Demoting Security via Exploitation of Cache Demote Operation in Intel's Latest ISA Extension
Taehun Kim, Hyerean Jang, Youngjoo Shin
TL;DR
This paper reveals security risks inherent in Intel's cldemote ISA extension, showing that unprivileged access, inter-cache state transitions, and fault suppression enable novel microarchitectural attacks. It introduces two practical primitives, Flush+Demote and Demote+Time, yielding a $2.84$ Mbps covert channel and a $2.49$ ms KASLR break on Linux, and demonstrates that cldemote can accelerate eviction-set construction in non-inclusive LLCs by $36\%$ through Access+Demote. The authors reverse-engineer Sapphire Rapids LLC and directory structures to support eviction-set methods and present a five-characteristic taxonomy of exploitable ISA extensions with four corresponding attack types. They discuss mitigations, emphasizing the need for security-aware ISA design and proposing noise-based timing, restricted privileges, and architecture-level protections to mitigate such threats in future ISAs.
Abstract
ISA extensions are increasingly adopted to boost the performance of specialized workloads without requiring an entire architectural redesign.
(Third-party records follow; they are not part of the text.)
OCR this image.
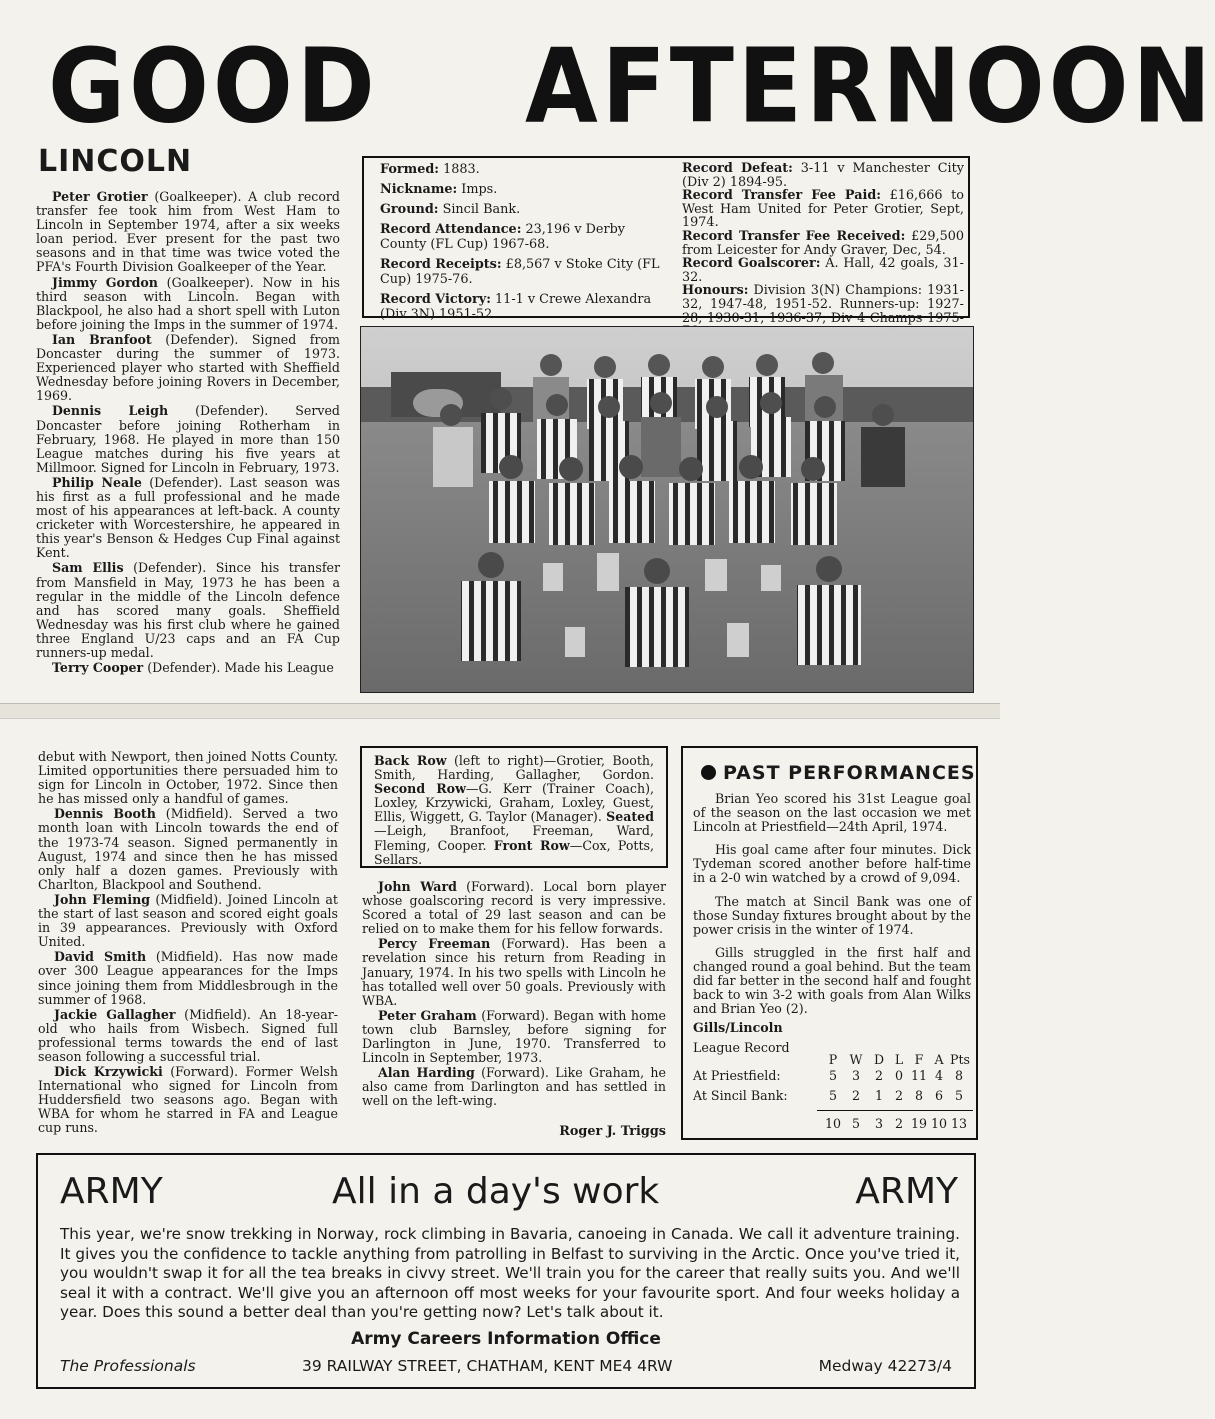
GOOD AFTERNOON
LINCOLN

Peter Grotier (Goalkeeper). A club record transfer fee took him from West Ham to Lincoln in September 1974, after a six weeks loan period. Ever present for the past two seasons and in that time was twice voted the PFA's Fourth Division Goalkeeper of the Year.

Jimmy Gordon (Goalkeeper). Now in his third season with Lincoln. Began with Blackpool, he also had a short spell with Luton before joining the Imps in the summer of 1974.

Ian Branfoot (Defender). Signed from Doncaster during the summer of 1973. Experienced player who started with Sheffield Wednesday before joining Rovers in December, 1969.

Dennis Leigh (Defender). Served Doncaster before joining Rotherham in February, 1968. He played in more than 150 League matches during his five years at Millmoor. Signed for Lincoln in February, 1973.

Philip Neale (Defender). Last season was his first as a full professional and he made most of his appearances at left-back. A county cricketer with Worcestershire, he appeared in this year's Benson & Hedges Cup Final against Kent.

Sam Ellis (Defender). Since his transfer from Mansfield in May, 1973 he has been a regular in the middle of the Lincoln defence and has scored many goals. Sheffield Wednesday was his first club where he gained three England U/23 caps and an FA Cup runners-up medal.

Terry Cooper (Defender). Made his League

Formed: 1883.
Nickname: Imps.
Ground: Sincil Bank.
Record Attendance: 23,196 v Derby County (FL Cup) 1967-68.
Record Receipts: £8,567 v Stoke City (FL Cup) 1975-76.
Record Victory: 11-1 v Crewe Alexandra (Div 3N) 1951-52.
Record Defeat: 3-11 v Manchester City (Div 2) 1894-95.
Record Transfer Fee Paid: £16,666 to West Ham United for Peter Grotier, Sept, 1974.
Record Transfer Fee Received: £29,500 from Leicester for Andy Graver, Dec, 54.
Record Goalscorer: A. Hall, 42 goals, 31-32.
Honours: Division 3(N) Champions: 1931-32, 1947-48, 1951-52. Runners-up: 1927-28, 1930-31, 1936-37, Div 4 Champs 1975-

debut with Newport, then joined Notts County. Limited opportunities there persuaded him to sign for Lincoln in October, 1972. Since then he has missed only a handful of games.

Dennis Booth (Midfield). Served a two month loan with Lincoln towards the end of the 1973-74 season. Signed permanently in August, 1974 and since then he has missed only half a dozen games. Previously with Charlton, Blackpool and Southend.

John Fleming (Midfield). Joined Lincoln at the start of last season and scored eight goals in 39 appearances. Previously with Oxford United.

David Smith (Midfield). Has now made over 300 League appearances for the Imps since joining them from Middlesbrough in the summer of 1968.

Jackie Gallagher (Midfield). An 18-year-old who hails from Wisbech. Signed full professional terms towards the end of last season following a successful trial.

Dick Krzywicki (Forward). Former Welsh International who signed for Lincoln from Huddersfield two seasons ago. Began with WBA for whom he starred in FA and League cup runs.

Back Row (left to right)—Grotier, Booth, Smith, Harding, Gallagher, Gordon. Second Row—G. Kerr (Trainer Coach), Loxley, Krzywicki, Graham, Loxley, Guest, Ellis, Wiggett, G. Taylor (Manager). Seated—Leigh, Branfoot, Freeman, Ward, Fleming, Cooper. Front Row—Cox, Potts, Sellars.

John Ward (Forward). Local born player whose goalscoring record is very impressive. Scored a total of 29 last season and can be relied on to make them for his fellow forwards.

Percy Freeman (Forward). Has been a revelation since his return from Reading in January, 1974. In his two spells with Lincoln he has totalled well over 50 goals. Previously with WBA.

Peter Graham (Forward). Began with home town club Barnsley, before signing for Darlington in June, 1970. Transferred to Lincoln in September, 1973.

Alan Harding (Forward). Like Graham, he also came from Darlington and has settled in well on the left-wing.

Roger J. Triggs
PAST PERFORMANCES

Brian Yeo scored his 31st League goal of the season on the last occasion we met Lincoln at Priestfield—24th April, 1974.

His goal came after four minutes. Dick Tydeman scored another before half-time in a 2-0 win watched by a crowd of 9,094.

The match at Sincil Bank was one of those Sunday fixtures brought about by the power crisis in the winter of 1974.

Gills struggled in the first half and changed round a goal behind. But the team did far better in the second half and fought back to win 3-2 with goals from Alan Wilks and Brian Yeo (2).

Gills/Lincoln
League Record
P W D L F A Pts
At Priestfield:	5	3	2 0 11 4 8
At Sincil Bank:	5	2	1 2 8 6 5
10 5	3 2 19 10 13
ARMY	All in a day's work	ARMY
This year, we're snow trekking in Norway, rock climbing in Bavaria, canoeing in Canada. We call it adventure training. It gives you the confidence to tackle anything from patrolling in Belfast to surviving in the Arctic. Once you've tried it, you wouldn't swap it for all the tea breaks in civvy street. We'll train you for the career that really suits you. And we'll seal it with a contract. We'll give you an afternoon off most weeks for your favourite sport. And four weeks holiday a year. Does this sound a better deal than you're getting now? Let's talk about it.
Army Careers Information Office
The Professionals	39 RAILWAY STREET, CHATHAM, KENT ME4 4RW	Medway 42273/4
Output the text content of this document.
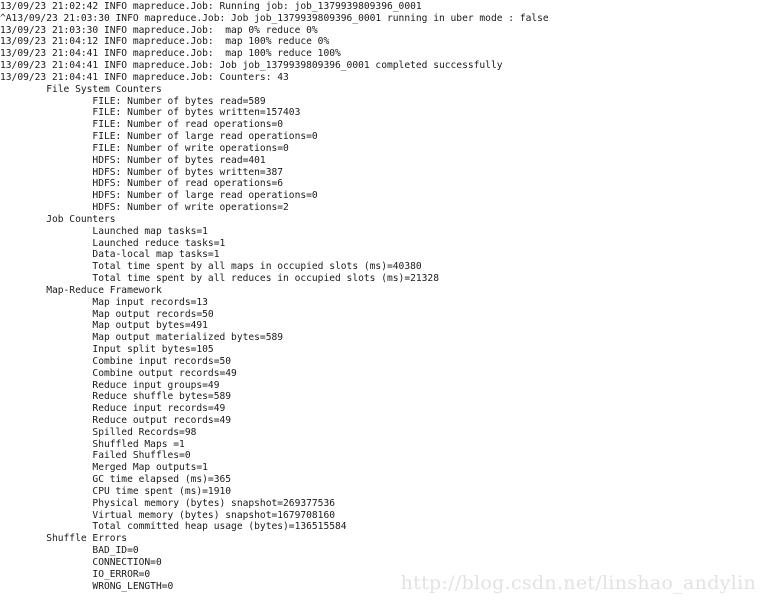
13/09/23 21:02:42 INFO mapreduce.Job: Running job: job_1379939809396_0001
^A13/09/23 21:03:30 INFO mapreduce.Job: Job job_1379939809396_0001 running in uber mode : false
13/09/23 21:03:30 INFO mapreduce.Job:  map 0% reduce 0%
13/09/23 21:04:12 INFO mapreduce.Job:  map 100% reduce 0%
13/09/23 21:04:41 INFO mapreduce.Job:  map 100% reduce 100%
13/09/23 21:04:41 INFO mapreduce.Job: Job job_1379939809396_0001 completed successfully
13/09/23 21:04:41 INFO mapreduce.Job: Counters: 43
File System Counters
FILE: Number of bytes read=589
FILE: Number of bytes written=157403
FILE: Number of read operations=0
FILE: Number of large read operations=0
FILE: Number of write operations=0
HDFS: Number of bytes read=401
HDFS: Number of bytes written=387
HDFS: Number of read operations=6
HDFS: Number of large read operations=0
HDFS: Number of write operations=2
Job Counters
Launched map tasks=1
Launched reduce tasks=1
Data-local map tasks=1
Total time spent by all maps in occupied slots (ms)=40380
Total time spent by all reduces in occupied slots (ms)=21328
Map-Reduce Framework
Map input records=13
Map output records=50
Map output bytes=491
Map output materialized bytes=589
Input split bytes=105
Combine input records=50
Combine output records=49
Reduce input groups=49
Reduce shuffle bytes=589
Reduce input records=49
Reduce output records=49
Spilled Records=98
Shuffled Maps =1
Failed Shuffles=0
Merged Map outputs=1
GC time elapsed (ms)=365
CPU time spent (ms)=1910
Physical memory (bytes) snapshot=269377536
Virtual memory (bytes) snapshot=1679708160
Total committed heap usage (bytes)=136515584
Shuffle Errors
BAD_ID=0
CONNECTION=0
IO_ERROR=0
WRONG_LENGTH=0	http://blog.csdn.net/linshao_andylin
However, these enhancements can inadvertently expose new attack surfaces in the microarchitecture. In this paper, we investigate Intel's recently introduced cldemote extension, which promotes efficient data sharing by transferring cache lines from upper-level caches to the Last Level Cache (LLC). Despite its performance benefits, we uncover critical properties-unprivileged access, inter-cache state transition, and fault suppression-that render cldemote exploitable for microarchitectural attacks. We propose two new attack primitives, Flush+Demote and Demote+Time, built on our analysis. Flush+Demote constructs a covert channel with a bandwidth of 2.84 Mbps and a bit error rate of 0.018%, while Demote+Time derandomizes the kernel base address in 2.49 ms on Linux. Furthermore, we show that leveraging cldemote accelerates eviction set construction in non-inclusive LLC designs by obviating the need for helper threads or extensive cache conflicts, thereby reducing construction time by 36% yet retaining comparable success rates. Finally, we examine how ISA extensions contribute to broader microarchitectural attacks, identifying five key exploitable characteristics and categorizing four distinct attack types. We also discuss potential countermeasures, highlighting the far-reaching security implications of emerging ISA extensions.